Schools: I think I’ve found the problem!

It’s that people like Lynnette Conti Dinello, Principal of J H Brooks Elementary School in Moon Township, PA, are in charge of education. Before you think me too harsh, please know that I have spent almost a decade of my life as at least a part-time acting/theatre instructor. My parents are both educators (now happily retired) and I have lived my entire adult life as an actor or bartender (both people businesses where you have to give others the benefit of the doubt). So please, listen to my tale of incredible idiocy.

For those who don’t know, I am touring a theatre production, The Boston Tea Party, to elementary and middle schools across the country for the entire 2006/07 school year. It is an educational show (duh!) teaching about the events and reasons thereof leading up to the American Revolution (you know: taxes, lack of voting representation, shootings, forced billeting, etc.)

Now, we don’t show up at random schools and force them to watch our show. The schools are actually contacted and informed about several shows that they may want to book. They are informed about what each show is, the costs, the content, etc. So, each school is completely aware of what they are booking, what educational content it has, what curriculum standards it addresses, what age levels it is appropriate for, all that good stuff.

Well, Ms.

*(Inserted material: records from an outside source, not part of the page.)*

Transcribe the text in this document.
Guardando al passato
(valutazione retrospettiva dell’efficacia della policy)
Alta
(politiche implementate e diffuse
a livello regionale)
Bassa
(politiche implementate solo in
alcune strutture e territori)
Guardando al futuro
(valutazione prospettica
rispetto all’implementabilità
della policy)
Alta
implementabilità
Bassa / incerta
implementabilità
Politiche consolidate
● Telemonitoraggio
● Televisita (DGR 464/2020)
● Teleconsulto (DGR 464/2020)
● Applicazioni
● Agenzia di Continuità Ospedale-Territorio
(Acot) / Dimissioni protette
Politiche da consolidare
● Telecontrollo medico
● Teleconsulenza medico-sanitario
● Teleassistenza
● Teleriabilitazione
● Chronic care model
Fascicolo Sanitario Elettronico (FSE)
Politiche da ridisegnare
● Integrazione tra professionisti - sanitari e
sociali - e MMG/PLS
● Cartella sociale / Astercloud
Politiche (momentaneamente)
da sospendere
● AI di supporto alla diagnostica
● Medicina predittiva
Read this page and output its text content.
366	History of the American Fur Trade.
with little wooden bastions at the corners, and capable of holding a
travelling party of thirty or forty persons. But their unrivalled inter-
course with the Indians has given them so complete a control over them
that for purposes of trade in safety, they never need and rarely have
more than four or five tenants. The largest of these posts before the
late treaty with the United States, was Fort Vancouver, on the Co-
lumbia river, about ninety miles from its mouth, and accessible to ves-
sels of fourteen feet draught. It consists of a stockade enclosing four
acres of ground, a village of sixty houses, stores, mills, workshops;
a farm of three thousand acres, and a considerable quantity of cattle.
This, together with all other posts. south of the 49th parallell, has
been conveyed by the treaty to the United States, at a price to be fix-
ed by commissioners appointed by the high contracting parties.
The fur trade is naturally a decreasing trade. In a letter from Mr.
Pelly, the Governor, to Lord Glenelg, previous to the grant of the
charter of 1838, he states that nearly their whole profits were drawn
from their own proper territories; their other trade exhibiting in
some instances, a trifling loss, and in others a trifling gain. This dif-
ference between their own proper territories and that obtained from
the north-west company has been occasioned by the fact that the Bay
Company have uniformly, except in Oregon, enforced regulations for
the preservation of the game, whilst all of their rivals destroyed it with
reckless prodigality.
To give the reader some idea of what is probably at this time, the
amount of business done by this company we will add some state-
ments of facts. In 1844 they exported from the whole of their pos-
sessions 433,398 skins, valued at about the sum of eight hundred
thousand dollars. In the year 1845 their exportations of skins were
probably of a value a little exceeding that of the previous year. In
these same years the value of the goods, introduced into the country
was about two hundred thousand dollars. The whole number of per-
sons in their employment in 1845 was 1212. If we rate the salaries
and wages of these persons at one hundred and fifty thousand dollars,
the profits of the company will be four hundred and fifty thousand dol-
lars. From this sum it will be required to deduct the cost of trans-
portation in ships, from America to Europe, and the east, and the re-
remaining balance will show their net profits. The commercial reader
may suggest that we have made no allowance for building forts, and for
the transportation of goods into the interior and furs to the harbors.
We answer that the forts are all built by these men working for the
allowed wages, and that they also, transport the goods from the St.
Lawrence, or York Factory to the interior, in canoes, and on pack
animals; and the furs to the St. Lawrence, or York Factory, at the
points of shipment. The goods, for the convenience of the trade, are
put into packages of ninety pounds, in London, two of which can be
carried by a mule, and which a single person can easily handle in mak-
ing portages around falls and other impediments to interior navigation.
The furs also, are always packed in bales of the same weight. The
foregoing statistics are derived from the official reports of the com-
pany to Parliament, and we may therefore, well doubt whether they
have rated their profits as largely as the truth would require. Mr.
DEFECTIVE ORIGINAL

Conti Dinello seems to have some issues with the show that she, herself, booked. Let’s take a look at what those might be:

1. She doesn’t want guns used, even really fake-looking ones.

2. She doesn’t want people using fingers to represent guns.

3. She doesn’t want noises that sound like guns to be used in the show.

4. She doesn’t want people falling down as if they were shot.

5. She doesn’t want violence represented in any way on stage.

6. She hopes this won’t compromise our show…about THE F*$KING START OF THE AMERICAN REVOLUTIONARY WAR!!!

I do understand that we live in weird times with school shootings and all, but you have to make rational decisions in life. How to describe our show…hmmm, let’s see, uh…it’s not The Deer Hunter. It’s a very broad, slap-sticky sort of show you’d see at a Fringe or Renaissance Festival. It’s fast paced, funny, not terribly serious, very cartoony, and highly educational in a memorable sort of way.

If you are so worried about the possible psychological scarring of your students, perhaps the answer is to NOT BOOK THE SHOW. Why are you going to make us book a hotel, drive to your little, crap school, and then not let us do our show? Sorry, the school probably isn’t crap…just its principal.

Trying to be as fair as possible, she did say that the show seemed like a good idea this summer, but not now. Still, just cancel the show; I wouldn’t mind having a half day off. It is absolutely insane to think that you can book a show about the start of a war and excise all of the parts about war.

I talked to this woman on the phone for ten minutes trying to explain the purpose of our show, the purpose of the things we do in it and why they are necessary or in what ways they can be modified. She wasn’t hearing any of it.

Now we have a scene about George Washingon and the French and Indian War. We get a student up to play Geo Washington, give him a floppy, leather dagger and have him act in the scene.  We, ourselves, mime using lightsabers  Yes, that’s right, we MIME–as in don’t really hold–weapons that don’t even exist.  That’s how goof-ball our show is about violence.  But, all of this is now out–guess the French and Indian War wasn’t that important in American history.

We also have a scene about the shooting of Crispus Attucks, the freed slave that was shot in the streets by Bristish regulars. We have a student play Crispus Attucks and they probably remember more about that event than anything else in the show. This scene is out–can’t have people dying for any cause, bad or good–that’s not how this country was founded.

The finale of our show is “The Shot Heard ‘Round the World”. Uh, this scene is hard to do without a shot. I guess it’ll have to be out. This of course means that the Revolutionary War never began. I guess we’re all still British….

Principal Dinello did say that we could “narrate” those parts. I’m pretty sure that she thinks “narrate” and “theatre” are the same thing, though I’m not exactly sure what she means by “narrate”. I think that she might want us to stop “performing” and “lecture” the “offensive” scenes to the students. So, I tried to explain that the reason educational plays are effective is that they are absolutely NOT LIKE a lecture or a textbook. I told her that the moment we stop performing and start the lecturing, the kids will go away and we will never get them back; they’ll tune out. This will happen in scene 2. She was hearing none of it.

So, if anyone knows Principal Dinello, or if you are in fact, yourself, Principal Dinello:


Or, better yet, let your kids see the show you booked. Who knows, you and your students may learn something.



Filed under Education, Entertainment, Theater/Stage Plays

3 responses to “Schools: I think I’ve found the problem!

  1. Eggers

    I’ve heard The Deer Hunter is a good movie.

  2. The Deer Hunter is a good movie.

    Blipey, I totally agree with you. How can the story of the revolution without talking about the violence incurred? And how can the story of this country be told without talking about the revolution? The people who fought and died for this country did so for some great ideals. To ignore their sacrifice, trivializes it.

  3. Ah, yes, BR. But, you are a bright, sane individual. Thanks for speaking out for good education–it’s not something everyone does.